Feldman Mall Properties, Inc. (NYSE:FMP) shares moved down $0.14, or 1.18%, to $11.69 in today's trading after Mercury Real Estate Advisors LLC again demanded that the company immediately hire an investment banker and put itself up for sale in a
Schedule 13D/A filing with the SEC. In December, the hedge fund filed their initial
Schedule 13D with the SEC requesting inclusion in the company's next proxy statement and recommending that the company's consider putting itself up for sale. They supported this request with the following:
- The corporation has failed to match returns reflected by certain industry benchmarks. Since going public on December 15, 2004, the corporation has posted a total return of negative 4.79%. The MSCI US REIT Index has achieved a total return of positive 55.77% over this same period. This reflects substantial underperformance of 60.53%.
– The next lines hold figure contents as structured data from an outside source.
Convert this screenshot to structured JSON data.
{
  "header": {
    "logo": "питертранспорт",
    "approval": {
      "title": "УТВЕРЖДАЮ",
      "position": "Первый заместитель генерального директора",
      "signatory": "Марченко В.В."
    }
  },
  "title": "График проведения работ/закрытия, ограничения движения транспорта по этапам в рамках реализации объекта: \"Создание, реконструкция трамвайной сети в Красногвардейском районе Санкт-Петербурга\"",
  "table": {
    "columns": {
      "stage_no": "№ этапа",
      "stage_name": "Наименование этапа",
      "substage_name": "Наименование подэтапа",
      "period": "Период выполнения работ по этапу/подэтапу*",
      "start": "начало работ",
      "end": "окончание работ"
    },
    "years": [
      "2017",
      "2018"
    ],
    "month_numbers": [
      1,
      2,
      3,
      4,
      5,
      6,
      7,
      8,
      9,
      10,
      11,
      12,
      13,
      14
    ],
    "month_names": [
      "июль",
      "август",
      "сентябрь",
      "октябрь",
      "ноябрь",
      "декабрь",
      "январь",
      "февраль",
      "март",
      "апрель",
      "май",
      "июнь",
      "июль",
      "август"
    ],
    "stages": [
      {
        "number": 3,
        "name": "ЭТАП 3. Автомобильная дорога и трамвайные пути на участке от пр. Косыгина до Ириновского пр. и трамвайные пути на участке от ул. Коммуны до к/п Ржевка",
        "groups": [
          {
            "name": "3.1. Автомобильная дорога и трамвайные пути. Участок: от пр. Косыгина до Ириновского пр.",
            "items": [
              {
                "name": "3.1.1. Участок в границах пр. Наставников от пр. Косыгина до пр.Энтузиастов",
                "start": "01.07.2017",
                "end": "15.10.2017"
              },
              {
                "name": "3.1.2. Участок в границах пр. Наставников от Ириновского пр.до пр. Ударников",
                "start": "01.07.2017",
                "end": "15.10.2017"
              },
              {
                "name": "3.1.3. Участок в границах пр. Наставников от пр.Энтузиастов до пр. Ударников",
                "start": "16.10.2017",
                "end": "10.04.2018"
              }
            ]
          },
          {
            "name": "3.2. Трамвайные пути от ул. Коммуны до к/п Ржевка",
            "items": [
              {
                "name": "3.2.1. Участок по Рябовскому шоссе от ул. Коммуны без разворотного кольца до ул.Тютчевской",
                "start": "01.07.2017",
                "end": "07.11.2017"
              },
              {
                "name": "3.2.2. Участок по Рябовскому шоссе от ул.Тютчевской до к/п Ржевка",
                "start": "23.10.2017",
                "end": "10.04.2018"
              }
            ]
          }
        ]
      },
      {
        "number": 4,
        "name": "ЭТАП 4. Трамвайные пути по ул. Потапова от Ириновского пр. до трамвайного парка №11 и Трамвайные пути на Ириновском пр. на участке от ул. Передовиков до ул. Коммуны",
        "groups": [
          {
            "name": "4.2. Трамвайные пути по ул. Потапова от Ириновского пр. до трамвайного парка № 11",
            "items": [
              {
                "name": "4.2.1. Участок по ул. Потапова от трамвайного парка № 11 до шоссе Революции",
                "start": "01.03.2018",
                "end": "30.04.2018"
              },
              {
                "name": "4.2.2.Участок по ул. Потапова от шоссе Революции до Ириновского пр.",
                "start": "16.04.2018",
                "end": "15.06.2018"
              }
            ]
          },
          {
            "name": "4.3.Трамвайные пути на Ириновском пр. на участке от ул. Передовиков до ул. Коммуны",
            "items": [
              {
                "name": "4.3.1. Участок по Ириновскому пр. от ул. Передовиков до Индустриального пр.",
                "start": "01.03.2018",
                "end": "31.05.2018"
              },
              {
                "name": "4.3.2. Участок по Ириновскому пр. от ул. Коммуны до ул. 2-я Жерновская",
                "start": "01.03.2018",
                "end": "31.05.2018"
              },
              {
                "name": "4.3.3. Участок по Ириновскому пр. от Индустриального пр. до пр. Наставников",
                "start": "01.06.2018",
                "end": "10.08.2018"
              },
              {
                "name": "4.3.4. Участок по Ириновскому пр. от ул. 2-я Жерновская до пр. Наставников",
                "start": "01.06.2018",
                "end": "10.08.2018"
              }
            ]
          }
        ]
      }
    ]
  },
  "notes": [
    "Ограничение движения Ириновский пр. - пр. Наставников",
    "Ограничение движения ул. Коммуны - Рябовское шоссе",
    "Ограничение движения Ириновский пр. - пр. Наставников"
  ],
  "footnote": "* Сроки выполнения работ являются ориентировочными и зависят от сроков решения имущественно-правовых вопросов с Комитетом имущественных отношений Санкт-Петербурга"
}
- The corporation lacks the sufficient size required to operate as a public company. In our view, shareholders’ equity is being wasted on general and administrative expenses that are not commensurate with the size of the company. General and administrative expenses at the corporation totaled 13.6% of revenues during fiscal 2005 while the ratio of G&A to revenues in the Corporation’s Peer Group average 4.3%.
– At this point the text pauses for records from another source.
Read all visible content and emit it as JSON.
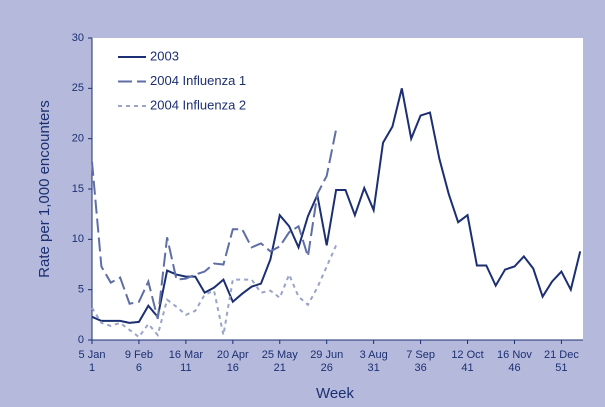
{
  "chart_data": {
    "type": "line",
    "xlabel": "Week",
    "ylabel": "Rate per 1,000 encounters",
    "xlim": [
      1,
      53.3
    ],
    "ylim": [
      0,
      30
    ],
    "yticks": [
      0,
      5,
      10,
      15,
      20,
      25,
      30
    ],
    "xticks": [
      {
        "value": 1,
        "label": "5 Jan"
      },
      {
        "value": 6,
        "label": "9 Feb"
      },
      {
        "value": 11,
        "label": "16 Mar"
      },
      {
        "value": 16,
        "label": "20 Apr"
      },
      {
        "value": 21,
        "label": "25 May"
      },
      {
        "value": 26,
        "label": "29 Jun"
      },
      {
        "value": 31,
        "label": "3 Aug"
      },
      {
        "value": 36,
        "label": "7 Sep"
      },
      {
        "value": 41,
        "label": "12 Oct"
      },
      {
        "value": 46,
        "label": "16 Nov"
      },
      {
        "value": 51,
        "label": "21 Dec"
      }
    ],
    "legend": "upper left",
    "x": [
      1,
      2,
      3,
      4,
      5,
      6,
      7,
      8,
      9,
      10,
      11,
      12,
      13,
      14,
      15,
      16,
      17,
      18,
      19,
      20,
      21,
      22,
      23,
      24,
      25,
      26,
      27,
      28,
      29,
      30,
      31,
      32,
      33,
      34,
      35,
      36,
      37,
      38,
      39,
      40,
      41,
      42,
      43,
      44,
      45,
      46,
      47,
      48,
      49,
      50,
      51,
      52,
      53
    ],
    "series": [
      {
        "name": "2003",
        "color": "#1c2f72",
        "dash": "solid",
        "values": [
          2.3,
          1.9,
          1.9,
          1.9,
          1.7,
          1.8,
          3.4,
          2.3,
          6.9,
          6.5,
          6.3,
          6.3,
          4.7,
          5.2,
          6.0,
          3.8,
          4.6,
          5.3,
          5.6,
          8.0,
          12.4,
          11.3,
          9.2,
          12.3,
          14.4,
          9.4,
          14.9,
          14.9,
          12.4,
          15.1,
          12.9,
          19.6,
          21.2,
          25.0,
          20.0,
          22.3,
          22.6,
          18.0,
          14.5,
          11.7,
          12.4,
          7.4,
          7.4,
          5.4,
          7.0,
          7.3,
          8.3,
          7.1,
          4.3,
          5.8,
          6.8,
          5.0,
          8.8
        ]
      },
      {
        "name": "2004 Influenza 1",
        "color": "#5f6ea6",
        "dash": "dashed",
        "values": [
          17.7,
          7.3,
          5.7,
          6.2,
          3.6,
          3.8,
          5.8,
          2.1,
          10.2,
          6.0,
          6.1,
          6.5,
          6.8,
          7.6,
          7.5,
          11.0,
          11.0,
          9.2,
          9.6,
          8.8,
          9.3,
          10.7,
          11.3,
          8.3,
          14.5,
          16.3,
          20.9,
          null,
          null,
          null,
          null,
          null,
          null,
          null,
          null,
          null,
          null,
          null,
          null,
          null,
          null,
          null,
          null,
          null,
          null,
          null,
          null,
          null,
          null,
          null,
          null,
          null,
          null
        ]
      },
      {
        "name": "2004 Influenza 2",
        "color": "#9aa3c8",
        "dash": "dotted",
        "values": [
          3.2,
          1.7,
          1.4,
          1.7,
          1.0,
          0.3,
          1.6,
          0.5,
          4.0,
          3.3,
          2.5,
          2.9,
          4.5,
          4.9,
          0.5,
          6.0,
          6.0,
          6.0,
          4.7,
          4.9,
          4.2,
          6.5,
          4.3,
          3.5,
          5.2,
          7.3,
          9.4,
          null,
          null,
          null,
          null,
          null,
          null,
          null,
          null,
          null,
          null,
          null,
          null,
          null,
          null,
          null,
          null,
          null,
          null,
          null,
          null,
          null,
          null,
          null,
          null,
          null,
          null
        ]
      }
    ]
  }
}
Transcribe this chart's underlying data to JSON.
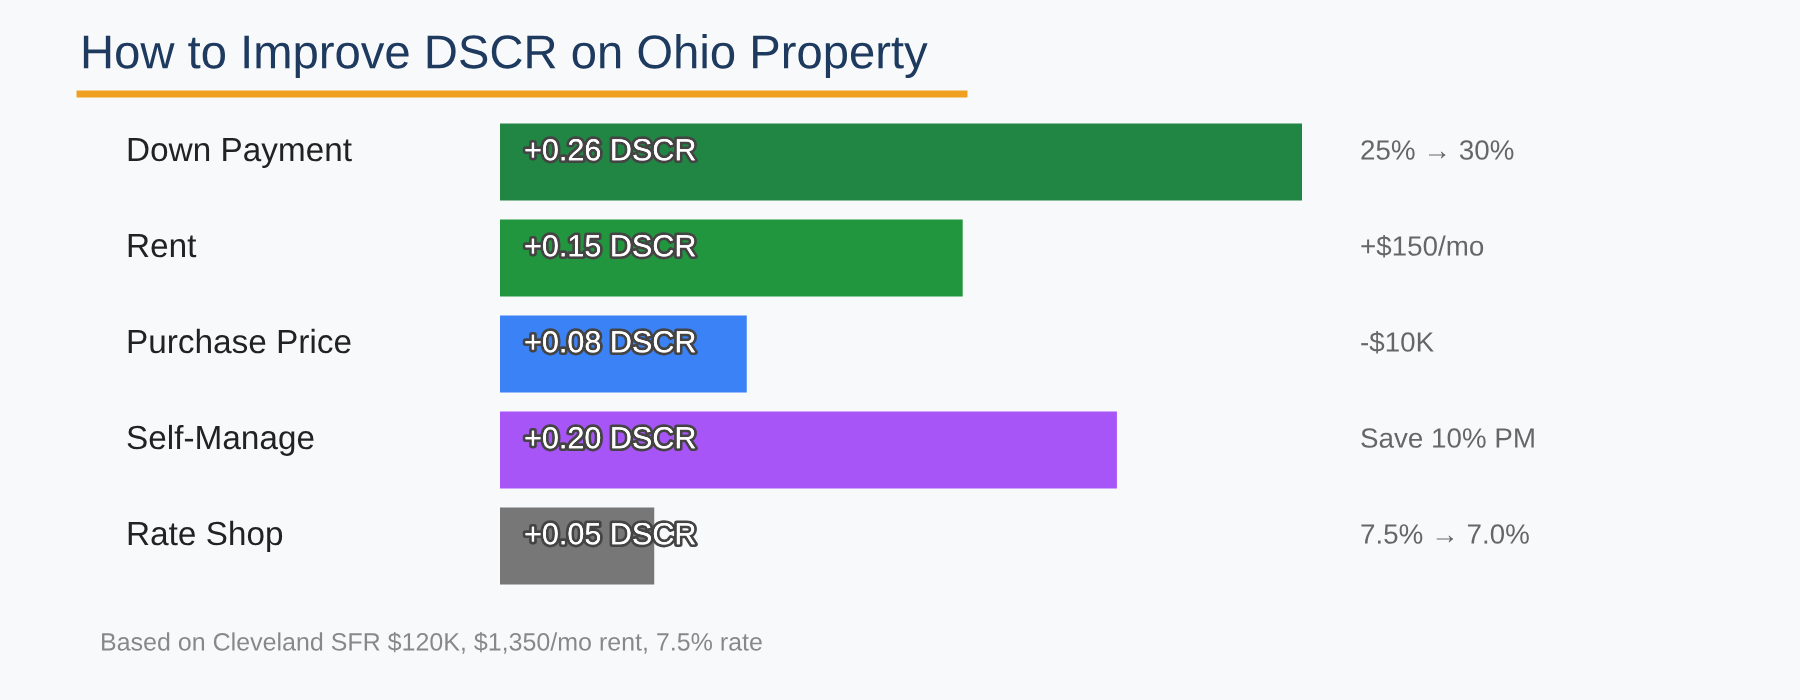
{
  "chart_data": {
    "type": "bar",
    "orientation": "horizontal",
    "title": "How to Improve DSCR on Ohio Property",
    "categories": [
      "Down Payment",
      "Rent",
      "Purchase Price",
      "Self-Manage",
      "Rate Shop"
    ],
    "values": [
      0.26,
      0.15,
      0.08,
      0.2,
      0.05
    ],
    "colors": [
      "#218543",
      "#22963f",
      "#3b82f6",
      "#a855f7",
      "#777777"
    ],
    "value_labels": [
      "+0.26 DSCR",
      "+0.15 DSCR",
      "+0.08 DSCR",
      "+0.20 DSCR",
      "+0.05 DSCR"
    ],
    "annotations": [
      "25% → 30%",
      "+$150/mo",
      "-$10K",
      "Save 10% PM",
      "7.5% → 7.0%",
      "Based on Cleveland SFR $120K, $1,350/mo rent, 7.5% rate"
    ]
  }
}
- The corporation has suffered a series of earnings misses and downward revisions to guidance. The first downward revision of guidance came in November 2005 with regards to third quarter 2005 results. The corporation lowered FFO/share guidance 17% from a range of $0.28-$0.30 to $0.23-$0.25. Fourth quarter 2005 FFO/share guidance was also lowered from a range of $0.25-$0.27 to $0.17-$0.18. This is a 32% decrease from the guidance that was offered just a few months prior. In our view, management has lost credibility with investors as a result of being overly optimistic and not realistic on a number of occasions.
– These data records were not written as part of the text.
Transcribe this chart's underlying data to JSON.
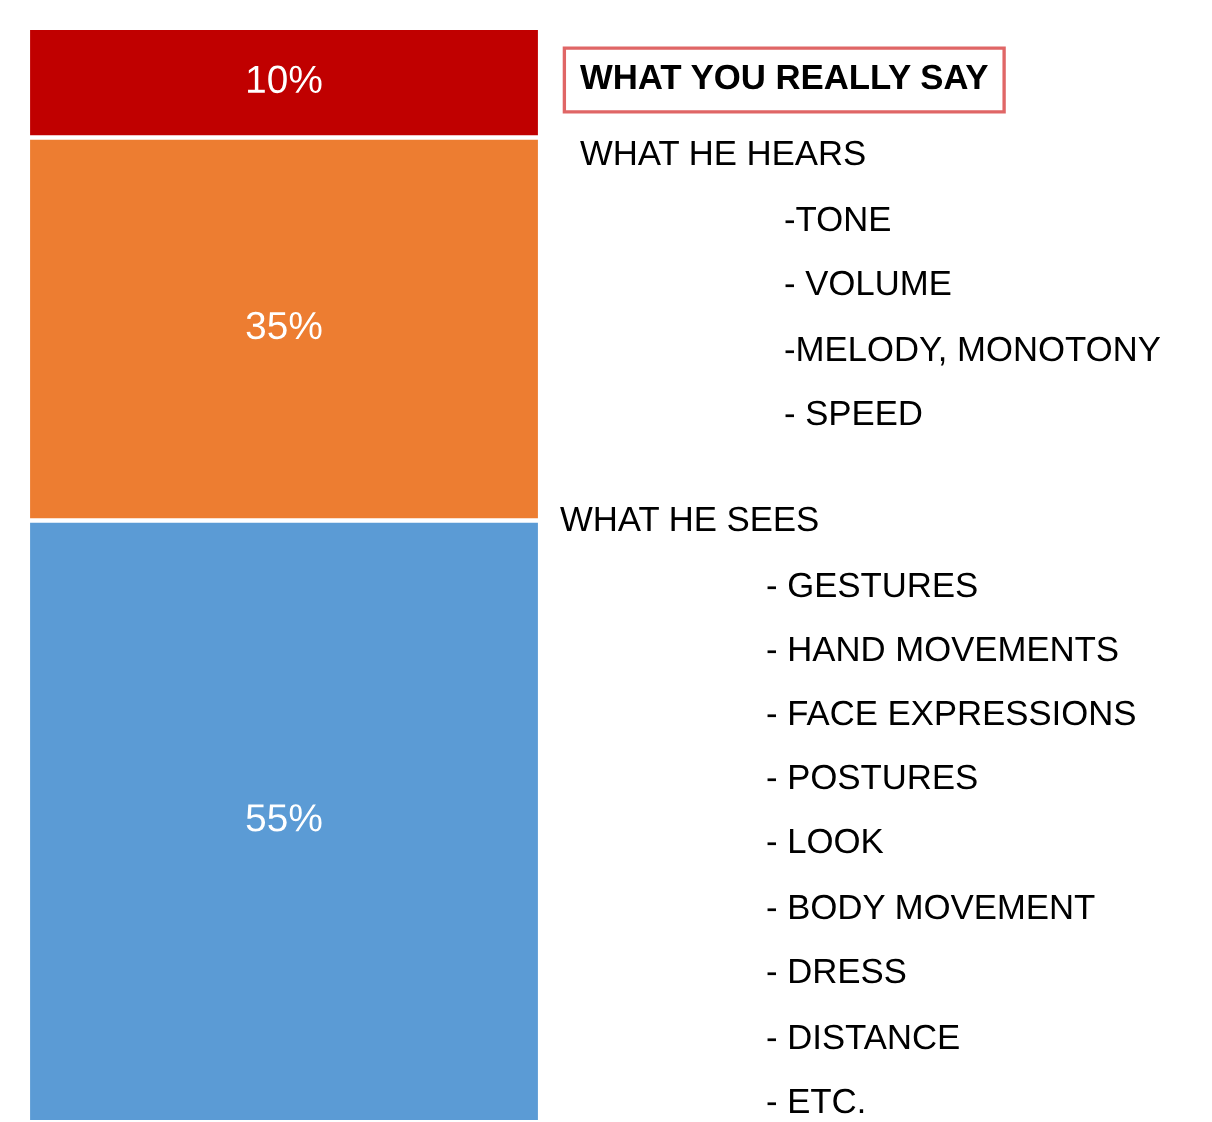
{
  "chart_data": {
    "type": "bar",
    "stacked": true,
    "categories": [
      null
    ],
    "series": [
      {
        "color": "#5b9bd5",
        "values": [
          55
        ],
        "value_labels": [
          "55%"
        ]
      },
      {
        "color": "#ed7d31",
        "values": [
          35
        ],
        "value_labels": [
          "35%"
        ]
      },
      {
        "color": "#c00000",
        "values": [
          10
        ],
        "value_labels": [
          "10%"
        ]
      }
    ],
    "tick_labels": false,
    "annotations": [
      "WHAT YOU REALLY SAY",
      "WHAT HE HEARS",
      "-TONE",
      "- VOLUME",
      "-MELODY, MONOTONY",
      "- SPEED",
      "WHAT HE SEES",
      "- GESTURES",
      "- HAND MOVEMENTS",
      "- FACE EXPRESSIONS",
      "- POSTURES",
      "- LOOK",
      "- BODY MOVEMENT",
      "- DRESS",
      "- DISTANCE",
      "- ETC."
    ]
  }
}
- The corporation is an attractive acquisition candidate for a national or regional mall owner/operator. While we believe that the corporation is too small to generate economies of scale with its widely dispersed portfolio, several of the national or regional owner/operators could achieve operating synergies through an acquisition of the corporation. Further, we believe the corporation is trading at a significant discount to its intrinsic or liquidation value.
Since then, the hedge fund said that it had received numerous inquiries from well known and established, national and regional mall owners and operations interested in exploring a purchase of the company and its assets. Given that the company trades at a significant discount to its liquidation value, Mercury Real Estate Advisors continues to insist that a sale of company is the best course of action to maximize shareholder value. Moreover, Mercury Real Estate Advisors' willingness to put itself on the next proxy statement illustrates their motivation to make this happen. Combined, these factors make this a great
stock to watch for opportunistic investors!